Presynaptic and postsynaptic mechanisms underlie paired pulse depression at single GABAergic boutons in rat collicular cultures

Abstract

Paired pulse depression (PPD) is a common form of short-term synaptic plasticity. The aim of this study was to characterise PPD at the level of a single inhibitory bouton. Low-density collicular cultures were loaded with the Ca²⁺ indicator Oregon Green-1, active boutons were stained with RH414, and action potentials were blocked with TTX. Evoked IPSCs (eIPSCs) and presynaptic Ca²⁺ transients were recorded in response to direct presynaptic depolarisation of an individual bouton. The single bouton eIPSCs had a low failure rate (< 0.1), large average quantal content (3-6) and slow decay (τ₁ = 15 ms, τ₂ = 81 ms). The PPD of eIPSCs had two distinct components: PPD_fast and PPD_slow (τ = 86 ms and 2 s). PPD_slow showed no dependence on extracellular Ca²⁺ concentration, or on the first eIPSC's failure rate or amplitude. Most probably, it reflects a release-independent inhibition of exocytosis. PPD_fast was only observed in normal or elevated Ca²⁺. It decreased with the failure rate and increased with the amplitude of the first eIPSC. It coincided with paired pulse depression of the presynaptic Ca²⁺ transients (τ = 120 ms). The decay of the latter was accelerated by EGTA, which also reduced PPD_fast. Therefore, a suppressive effect of residual presynaptic Ca²⁺ on subsequent Ca²⁺ influx is considered the most likely cause of PPD_fast.

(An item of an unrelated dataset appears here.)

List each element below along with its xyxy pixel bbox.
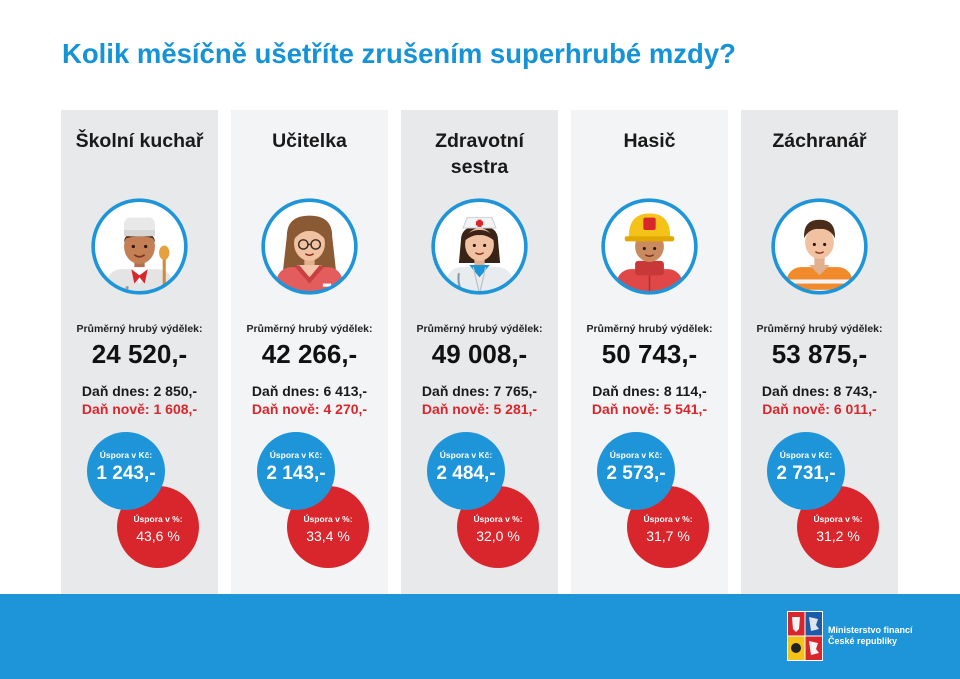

PPD_fast may also have a postsynaptic component, because exposure to a low-affinity GABA_A receptor antagonist (TPMPA; 300 μM) counteracted PPD_fast, and asynchronous IPSC amplitudes were depressed for a short interval following an eIPSC. Thus, at these synapses, PPD is produced by at least two release-independent presynaptic mechanisms and one release-dependent postsynaptic mechanism.